The high tech companies are usually not interested to gamble everything on an expensive and uncertain patent war. The threat of retaliation deters companies from aggressively suing each other to collect damages. Even if one company actually did use another company’s ideas, the threat of the retaliatory countersuit can make it irrational to sue. Both sides risk wasting immense amounts of money and time while their competition invests in innovation and marketing. Regardless of the outcome such a patent war would be cripplingly expensive.

However it is only advisable to file for vested patent rights when the cost and logistical demands set out an advantageous outcome that is decisive enough and speedy enough to be commercially viable.

Patent Litigations details war outcomes are unpredictable.

Patent Litigations details infringement lawsuit can result in unpredictable results. A permanent injunction to stop the manufacture and use of a key product in the global market can be appalling. However a successful patent lawsuit can give the winner market dominance and eliminate unwarranted competition. Unintended consequences can be financially humbling.

Protecting Market Share

A company that has invested enough to develop a profitable revenue stream would take all measures necessary to keep it on-going. Companies often tend to protect inventions in areas that they have no plans to develop. Every company would try to protect their market standing in accordance with the market trends and thereby patent infringement lawsuits will only act as an incentive to uphold their inventions.

Protecting Product Features and Exclusivity

If a product category requires certain key features or narrow functionalities, a company will protect their exclusivity. For example in the situation of a leap forward in technology as the up gradation in data network from 3G to 4G cellular, there is an imbibed need to convince the members of trade and industry to agree to the terms and conditions, and potentially prevent or eliminate competition. If not the best route of redressal would be litigation.

Slow a Competitor Down

Intellectual Property is the most valuable asset for any Company. In order to effectively slow a competitor down, a Company can recourse to a patent lawsuit against its competitor in an attempt to put it out of business. In the alternative most competitors are willing to make changes favourable to a company’s priorities.

Create Distraction

Patent Litigations details It is often seen that a company can assert its IP rights over a competitor by merely creating a cloud of uncertainty over the competitor in order to potentially destabilise the competitor’s business structure. This is possible by taking advantage of litigation. A mere disruption can force a competitor to adjust its priorities, reallocate resources or even compensate the expenses rendered to pursue the lawsuit.

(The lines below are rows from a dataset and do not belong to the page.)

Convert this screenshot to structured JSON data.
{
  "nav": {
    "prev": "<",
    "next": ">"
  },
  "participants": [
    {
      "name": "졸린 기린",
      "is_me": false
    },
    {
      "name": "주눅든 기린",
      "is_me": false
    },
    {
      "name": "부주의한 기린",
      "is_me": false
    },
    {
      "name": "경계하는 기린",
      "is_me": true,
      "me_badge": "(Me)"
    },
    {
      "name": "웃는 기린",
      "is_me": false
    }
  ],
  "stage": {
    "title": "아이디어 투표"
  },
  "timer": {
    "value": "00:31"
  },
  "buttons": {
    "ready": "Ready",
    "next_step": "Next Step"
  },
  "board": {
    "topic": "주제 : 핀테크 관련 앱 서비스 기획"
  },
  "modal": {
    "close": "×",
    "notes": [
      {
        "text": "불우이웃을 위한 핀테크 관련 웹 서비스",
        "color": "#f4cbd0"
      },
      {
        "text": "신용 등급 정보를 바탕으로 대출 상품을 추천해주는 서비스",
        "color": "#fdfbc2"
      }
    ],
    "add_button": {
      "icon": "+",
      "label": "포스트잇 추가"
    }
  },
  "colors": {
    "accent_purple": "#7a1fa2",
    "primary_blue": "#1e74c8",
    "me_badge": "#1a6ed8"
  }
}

Generate Licensing Revenue

A successful patent litigation would almost always result in cross-licensing. Licensing agreements are often the fastest and most cost-efficient remedy to minimize the damages for the party affected in the litigation. Collaboration with a competing venture would strengthen the forte of an established business enterprise and render an advantage over its existing business structure Patent Litigations details.


Every business enterprise would work hard to avoid lawsuits. However, a successful litigation would not only be merit worthy to the victor but also act as a step up against the unwarranted competition. Vengeance is often more satisfying if not exacted immediately.

Patent Litigations Details

Patent Litigations Details

Whether Patent Litigations details wars lead to counterfactual results is actually hard to establish, simply because of the scarcity of empirical work in this field. The lack of empirical analysis may be explained by the fact that identifying Patent Litigations details wars in practice is far from easy as firms may file patents for several reasons than just trying to beat their rivals. It’s better to stand out and create the desired impact.